Halkına saygısız yönetimler meşruiyetlerini yitirirler

90

 Demokrasi; tek kelimeyle “KATILIM” dır.

“Temsili Demokrasi” de vatandaş, kendisi adına ülkeyi yönetecek, kendisine “hizmet edecek” vekillerini seçer.

O vekillerin, seçilip işbaşına geldikten sonra asıllarına egemenlik taslamaları demokrasiye de hukuk devleti ilkelerine de aykırıdır.

Hukuk Devleti’nde, “İdarenin YARGISAL DENETİMİ”  olmazsa olmaz temel koşullardan biridir.

Yargı denetimi, o ülkenin Anayasası ve yasalarına göre yapılır.

Yargıya egemen olmaya çalışan iktidar da kendi yasallığını ortadan kaldırıyor demektir!

Yani, demokratik hukuk devletinde “İDARENİN KEYFİLİĞİ” olamaz!

Ne yazık ki, demokrasi kültürü güdük kalmış ülkelerde, bir kez siyasi iktidarı ele geçiren güç, “ben ne dersem o olur!”anlayışında inat eder!

Yaşadığımız 17 Ağustos 1999 deprem felaketi sonrası, o günkü siyasal iktidar, Gündoğdu’da, Kullar’da, Bahçecik’te, İhsaniye’de, Yuvacık’ta, halkın ve Ziraat Odası’nın tüm itirazlarına rağmen, “Birinci sınıf tarım alanlarında” vatandaşın geçim kaynağı olan tarla, bağ ve bahçeleri kamulaştırarak Kalıcı Konutlar yaptı!

Ağaç katliamları yaşandı. Sadece İhsaniye’de 100 bin meyve ağacı kesildi!

3 bin dönümlük arazisinin 2 bin 975 dönümü kamulaştırılan Tepeköy’de halk, “cenazelerimizi gömecek mezar yerimiz bile kalmadı” diyerek, kalan yerlerini de satışa çıkardı!

Siyasetçiler, velinimetleri olan halkın feryadını duymadılar!

AKP iktidarı döneminde,  ALTINOVA‘nın meyve bahçeleri katledildi, inatla tersaneler yapıldı!

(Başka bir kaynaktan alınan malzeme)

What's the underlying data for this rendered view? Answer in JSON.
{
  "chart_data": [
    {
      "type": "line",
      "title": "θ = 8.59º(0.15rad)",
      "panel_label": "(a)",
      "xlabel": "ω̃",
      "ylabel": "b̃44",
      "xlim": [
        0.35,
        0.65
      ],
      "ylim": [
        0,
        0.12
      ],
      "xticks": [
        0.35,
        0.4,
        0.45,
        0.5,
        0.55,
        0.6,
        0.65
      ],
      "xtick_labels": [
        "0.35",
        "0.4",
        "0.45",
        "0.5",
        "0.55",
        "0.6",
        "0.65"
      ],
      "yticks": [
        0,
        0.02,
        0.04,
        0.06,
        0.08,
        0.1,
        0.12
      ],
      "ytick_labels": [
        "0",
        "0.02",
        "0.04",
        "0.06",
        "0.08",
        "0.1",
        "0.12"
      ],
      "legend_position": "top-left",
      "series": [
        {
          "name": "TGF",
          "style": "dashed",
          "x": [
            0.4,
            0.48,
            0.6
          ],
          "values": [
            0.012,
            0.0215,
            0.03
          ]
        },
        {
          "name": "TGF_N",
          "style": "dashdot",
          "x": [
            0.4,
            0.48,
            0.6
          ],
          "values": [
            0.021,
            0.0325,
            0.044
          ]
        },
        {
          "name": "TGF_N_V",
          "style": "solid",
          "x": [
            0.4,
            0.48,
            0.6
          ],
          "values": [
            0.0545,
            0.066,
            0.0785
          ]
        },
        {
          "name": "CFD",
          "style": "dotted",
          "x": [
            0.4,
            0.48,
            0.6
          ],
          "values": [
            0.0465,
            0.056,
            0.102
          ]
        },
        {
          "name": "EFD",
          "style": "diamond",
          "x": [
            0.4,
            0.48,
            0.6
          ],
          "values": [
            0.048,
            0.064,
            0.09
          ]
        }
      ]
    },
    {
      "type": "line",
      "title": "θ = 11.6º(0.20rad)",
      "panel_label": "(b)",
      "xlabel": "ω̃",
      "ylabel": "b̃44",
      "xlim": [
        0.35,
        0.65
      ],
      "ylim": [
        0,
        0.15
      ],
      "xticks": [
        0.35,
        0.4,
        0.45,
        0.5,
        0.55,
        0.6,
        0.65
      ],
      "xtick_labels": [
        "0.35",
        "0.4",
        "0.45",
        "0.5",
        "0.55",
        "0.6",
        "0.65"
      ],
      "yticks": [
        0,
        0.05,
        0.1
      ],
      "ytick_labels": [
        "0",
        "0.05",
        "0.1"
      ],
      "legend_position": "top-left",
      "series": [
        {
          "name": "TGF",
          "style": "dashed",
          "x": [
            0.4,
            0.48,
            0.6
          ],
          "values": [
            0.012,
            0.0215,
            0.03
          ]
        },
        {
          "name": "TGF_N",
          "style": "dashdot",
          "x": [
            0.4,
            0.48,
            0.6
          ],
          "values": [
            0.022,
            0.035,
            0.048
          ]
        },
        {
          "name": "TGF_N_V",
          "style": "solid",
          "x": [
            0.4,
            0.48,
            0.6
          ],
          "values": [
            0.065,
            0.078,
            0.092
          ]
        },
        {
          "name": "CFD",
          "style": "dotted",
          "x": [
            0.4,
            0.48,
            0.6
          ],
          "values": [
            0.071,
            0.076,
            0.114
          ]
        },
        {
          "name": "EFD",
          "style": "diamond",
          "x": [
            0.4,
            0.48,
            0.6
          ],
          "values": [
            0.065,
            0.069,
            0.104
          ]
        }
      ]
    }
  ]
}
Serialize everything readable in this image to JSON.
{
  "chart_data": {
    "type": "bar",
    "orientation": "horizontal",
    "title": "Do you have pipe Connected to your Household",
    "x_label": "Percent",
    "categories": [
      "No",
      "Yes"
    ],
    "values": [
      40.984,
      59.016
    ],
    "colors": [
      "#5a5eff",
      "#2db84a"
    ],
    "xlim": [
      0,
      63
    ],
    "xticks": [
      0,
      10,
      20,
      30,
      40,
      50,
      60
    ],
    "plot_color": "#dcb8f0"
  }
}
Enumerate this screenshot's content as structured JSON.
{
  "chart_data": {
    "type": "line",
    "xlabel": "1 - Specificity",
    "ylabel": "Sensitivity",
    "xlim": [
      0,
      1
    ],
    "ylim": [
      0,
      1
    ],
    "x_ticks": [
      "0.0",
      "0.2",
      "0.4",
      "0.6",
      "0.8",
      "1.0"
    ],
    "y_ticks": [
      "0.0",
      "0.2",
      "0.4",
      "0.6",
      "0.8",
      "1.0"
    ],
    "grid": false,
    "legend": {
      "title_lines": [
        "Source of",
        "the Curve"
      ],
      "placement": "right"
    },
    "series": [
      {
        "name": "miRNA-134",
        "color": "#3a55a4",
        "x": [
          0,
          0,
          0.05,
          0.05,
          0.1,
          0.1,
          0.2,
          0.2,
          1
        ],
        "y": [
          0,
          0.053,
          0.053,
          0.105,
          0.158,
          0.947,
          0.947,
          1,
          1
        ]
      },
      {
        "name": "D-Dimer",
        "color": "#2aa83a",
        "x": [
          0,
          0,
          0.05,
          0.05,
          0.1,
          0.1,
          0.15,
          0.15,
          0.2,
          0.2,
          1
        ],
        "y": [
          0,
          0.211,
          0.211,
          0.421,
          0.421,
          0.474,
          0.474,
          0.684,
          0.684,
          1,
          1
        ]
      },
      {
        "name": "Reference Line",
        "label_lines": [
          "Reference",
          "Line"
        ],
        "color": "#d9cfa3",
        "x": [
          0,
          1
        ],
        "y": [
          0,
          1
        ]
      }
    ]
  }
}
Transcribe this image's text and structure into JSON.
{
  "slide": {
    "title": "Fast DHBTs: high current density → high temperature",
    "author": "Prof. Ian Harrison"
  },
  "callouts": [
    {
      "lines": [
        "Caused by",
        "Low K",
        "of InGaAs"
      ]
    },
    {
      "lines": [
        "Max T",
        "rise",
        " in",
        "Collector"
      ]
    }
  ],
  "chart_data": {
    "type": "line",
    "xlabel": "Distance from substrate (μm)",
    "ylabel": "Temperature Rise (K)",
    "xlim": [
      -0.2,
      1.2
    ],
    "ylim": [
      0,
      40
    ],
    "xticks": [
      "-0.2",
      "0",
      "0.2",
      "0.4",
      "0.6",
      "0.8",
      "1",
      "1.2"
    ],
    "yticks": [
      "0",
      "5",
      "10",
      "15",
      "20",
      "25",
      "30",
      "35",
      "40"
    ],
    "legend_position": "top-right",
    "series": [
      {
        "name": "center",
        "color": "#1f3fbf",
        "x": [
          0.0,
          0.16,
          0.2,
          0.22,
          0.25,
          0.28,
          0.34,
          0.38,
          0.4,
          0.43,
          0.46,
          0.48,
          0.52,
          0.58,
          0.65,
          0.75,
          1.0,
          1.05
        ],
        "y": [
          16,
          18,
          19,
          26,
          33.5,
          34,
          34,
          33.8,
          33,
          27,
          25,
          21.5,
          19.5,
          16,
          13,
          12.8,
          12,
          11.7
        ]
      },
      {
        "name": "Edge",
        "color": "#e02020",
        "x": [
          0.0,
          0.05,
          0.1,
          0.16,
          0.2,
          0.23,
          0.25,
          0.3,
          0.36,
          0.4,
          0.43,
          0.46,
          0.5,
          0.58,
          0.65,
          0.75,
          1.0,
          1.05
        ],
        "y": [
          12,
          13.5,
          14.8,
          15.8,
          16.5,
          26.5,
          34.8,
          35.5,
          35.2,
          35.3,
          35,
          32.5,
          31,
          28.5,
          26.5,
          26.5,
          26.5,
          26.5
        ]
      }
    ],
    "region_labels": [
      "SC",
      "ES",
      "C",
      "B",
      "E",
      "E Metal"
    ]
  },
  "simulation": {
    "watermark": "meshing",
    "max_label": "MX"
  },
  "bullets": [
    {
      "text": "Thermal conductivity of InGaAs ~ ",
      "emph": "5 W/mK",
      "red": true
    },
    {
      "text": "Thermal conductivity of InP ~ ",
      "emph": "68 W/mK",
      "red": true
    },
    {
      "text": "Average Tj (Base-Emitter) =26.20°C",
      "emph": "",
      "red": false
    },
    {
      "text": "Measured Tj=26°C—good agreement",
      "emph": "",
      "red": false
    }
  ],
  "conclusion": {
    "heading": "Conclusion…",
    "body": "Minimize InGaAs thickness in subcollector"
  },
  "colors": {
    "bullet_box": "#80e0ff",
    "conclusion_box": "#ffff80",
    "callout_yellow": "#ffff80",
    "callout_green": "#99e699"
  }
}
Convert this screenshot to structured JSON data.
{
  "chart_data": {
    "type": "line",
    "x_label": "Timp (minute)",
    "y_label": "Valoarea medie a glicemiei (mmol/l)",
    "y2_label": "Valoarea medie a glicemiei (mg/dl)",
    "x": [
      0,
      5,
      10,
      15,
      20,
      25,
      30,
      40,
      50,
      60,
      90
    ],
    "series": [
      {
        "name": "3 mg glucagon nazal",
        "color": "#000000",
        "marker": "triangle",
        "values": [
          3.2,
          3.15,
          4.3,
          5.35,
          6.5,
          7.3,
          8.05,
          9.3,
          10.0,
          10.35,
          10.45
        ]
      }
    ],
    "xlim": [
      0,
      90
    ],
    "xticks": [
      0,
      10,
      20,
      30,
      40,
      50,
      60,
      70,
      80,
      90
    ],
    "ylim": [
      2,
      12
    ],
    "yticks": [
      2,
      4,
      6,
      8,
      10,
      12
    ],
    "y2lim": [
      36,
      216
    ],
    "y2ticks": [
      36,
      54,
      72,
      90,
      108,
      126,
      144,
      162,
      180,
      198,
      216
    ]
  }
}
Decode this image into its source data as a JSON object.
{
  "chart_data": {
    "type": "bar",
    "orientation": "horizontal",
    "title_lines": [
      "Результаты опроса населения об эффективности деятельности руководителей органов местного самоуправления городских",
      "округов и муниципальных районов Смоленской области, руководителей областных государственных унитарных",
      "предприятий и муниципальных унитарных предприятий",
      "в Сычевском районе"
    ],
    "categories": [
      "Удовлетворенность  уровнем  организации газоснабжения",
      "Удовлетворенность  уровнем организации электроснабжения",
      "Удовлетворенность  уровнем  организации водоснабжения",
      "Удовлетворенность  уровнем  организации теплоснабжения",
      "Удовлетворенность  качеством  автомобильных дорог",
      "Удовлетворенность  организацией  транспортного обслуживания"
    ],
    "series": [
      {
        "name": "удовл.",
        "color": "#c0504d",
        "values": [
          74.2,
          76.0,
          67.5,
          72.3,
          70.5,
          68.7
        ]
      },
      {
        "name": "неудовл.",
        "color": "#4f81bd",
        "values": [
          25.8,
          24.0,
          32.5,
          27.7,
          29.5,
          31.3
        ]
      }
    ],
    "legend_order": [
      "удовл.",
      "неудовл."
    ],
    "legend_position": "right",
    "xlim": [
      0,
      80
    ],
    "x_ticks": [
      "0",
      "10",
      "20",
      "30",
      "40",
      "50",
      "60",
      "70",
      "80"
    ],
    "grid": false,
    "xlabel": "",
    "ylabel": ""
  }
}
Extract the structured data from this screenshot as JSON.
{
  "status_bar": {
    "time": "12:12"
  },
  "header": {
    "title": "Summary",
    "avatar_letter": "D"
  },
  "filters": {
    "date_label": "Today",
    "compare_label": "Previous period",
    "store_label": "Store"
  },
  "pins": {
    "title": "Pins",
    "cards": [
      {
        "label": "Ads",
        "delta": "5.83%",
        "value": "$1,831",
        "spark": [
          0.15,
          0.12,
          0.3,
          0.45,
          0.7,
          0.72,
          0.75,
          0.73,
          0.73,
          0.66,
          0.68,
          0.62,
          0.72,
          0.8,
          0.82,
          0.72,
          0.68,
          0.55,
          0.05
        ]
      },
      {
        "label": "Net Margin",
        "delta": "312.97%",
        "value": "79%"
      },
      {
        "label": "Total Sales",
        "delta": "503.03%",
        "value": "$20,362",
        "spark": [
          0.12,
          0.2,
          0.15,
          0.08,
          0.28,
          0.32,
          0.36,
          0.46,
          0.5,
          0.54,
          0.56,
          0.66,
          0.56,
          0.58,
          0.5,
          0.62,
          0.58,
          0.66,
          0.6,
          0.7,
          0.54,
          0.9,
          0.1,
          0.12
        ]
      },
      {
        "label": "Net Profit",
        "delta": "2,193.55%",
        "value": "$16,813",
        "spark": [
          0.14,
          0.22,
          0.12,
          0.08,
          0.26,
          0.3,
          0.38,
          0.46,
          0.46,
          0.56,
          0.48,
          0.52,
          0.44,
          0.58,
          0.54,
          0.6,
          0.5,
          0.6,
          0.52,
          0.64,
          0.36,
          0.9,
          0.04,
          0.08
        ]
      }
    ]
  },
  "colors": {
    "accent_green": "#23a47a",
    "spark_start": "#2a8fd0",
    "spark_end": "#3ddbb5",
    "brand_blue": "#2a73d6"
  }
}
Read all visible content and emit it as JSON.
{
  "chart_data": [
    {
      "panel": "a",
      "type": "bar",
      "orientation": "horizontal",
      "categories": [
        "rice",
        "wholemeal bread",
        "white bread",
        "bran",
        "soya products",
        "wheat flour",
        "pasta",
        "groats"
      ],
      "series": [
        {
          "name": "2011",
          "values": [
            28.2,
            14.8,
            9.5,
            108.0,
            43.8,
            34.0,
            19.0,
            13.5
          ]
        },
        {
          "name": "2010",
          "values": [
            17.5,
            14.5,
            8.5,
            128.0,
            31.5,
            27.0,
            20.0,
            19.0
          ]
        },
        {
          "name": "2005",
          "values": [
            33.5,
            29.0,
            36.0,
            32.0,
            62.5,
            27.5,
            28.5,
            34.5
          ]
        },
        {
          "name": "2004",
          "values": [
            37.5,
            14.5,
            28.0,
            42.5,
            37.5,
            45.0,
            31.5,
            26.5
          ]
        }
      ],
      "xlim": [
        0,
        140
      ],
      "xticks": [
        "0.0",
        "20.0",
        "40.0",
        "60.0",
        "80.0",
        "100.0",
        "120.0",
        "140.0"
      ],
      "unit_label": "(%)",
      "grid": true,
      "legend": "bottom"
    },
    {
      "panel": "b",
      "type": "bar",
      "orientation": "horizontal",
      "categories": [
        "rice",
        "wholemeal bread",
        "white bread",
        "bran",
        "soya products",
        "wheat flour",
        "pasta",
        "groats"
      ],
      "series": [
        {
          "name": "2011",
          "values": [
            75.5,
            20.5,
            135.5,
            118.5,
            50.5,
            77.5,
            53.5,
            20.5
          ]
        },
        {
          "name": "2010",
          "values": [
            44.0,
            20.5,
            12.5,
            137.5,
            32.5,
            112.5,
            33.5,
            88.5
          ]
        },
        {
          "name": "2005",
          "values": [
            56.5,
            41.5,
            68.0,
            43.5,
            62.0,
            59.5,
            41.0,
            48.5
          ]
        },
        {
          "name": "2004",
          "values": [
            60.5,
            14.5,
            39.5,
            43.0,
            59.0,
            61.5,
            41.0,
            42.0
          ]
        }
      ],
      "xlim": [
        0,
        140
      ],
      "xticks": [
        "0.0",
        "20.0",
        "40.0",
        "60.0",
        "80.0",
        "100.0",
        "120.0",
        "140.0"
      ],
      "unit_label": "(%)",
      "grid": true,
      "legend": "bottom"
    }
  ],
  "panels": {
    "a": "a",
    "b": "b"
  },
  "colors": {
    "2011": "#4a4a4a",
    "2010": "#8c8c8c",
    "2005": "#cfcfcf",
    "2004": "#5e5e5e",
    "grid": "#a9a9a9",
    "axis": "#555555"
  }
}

Bakan çocukları tersane sahibi oldu!

Adı üstünde “OVA” olan her bereketli toprak vahşice yok edildi!

Uzunçiftlik-Uzunbey’de birinci sınıf tarım topraklarına fabrikalar kuruldu.

Arslanbey merası da böyle katledildi!

Kirazlıyalı’nın güzelim sahili, bir özel şirketin “Özel Liman” ihtirasına kurban edildi. Kanser hücresi gibi yayıldı, büyüdü ve hem sahilin  hem de D-100 trafiğinin canına okudu!

Alikahya’nın en verimli tarım alanları yine sanayiye kurban edildi!

“Yapmayın, kıymayın” diyenlere “vatan haini bunlar, ülkenin zenginleşmesine karşı çıkıyorlar!” diye saldırıldı!

Çocuklarınızı işe alacağız” diye kandırdılar toprak emekçilerini!

Şimdi de sıra Kandıra köylerine geldi!

Toprağı ekip biçerek geçimini sağlamaya çalışan köylülerin elinden o verimli toprakları alıp, “Gıda Organize Sanayii” kurmak istiyor siyasal iktidar.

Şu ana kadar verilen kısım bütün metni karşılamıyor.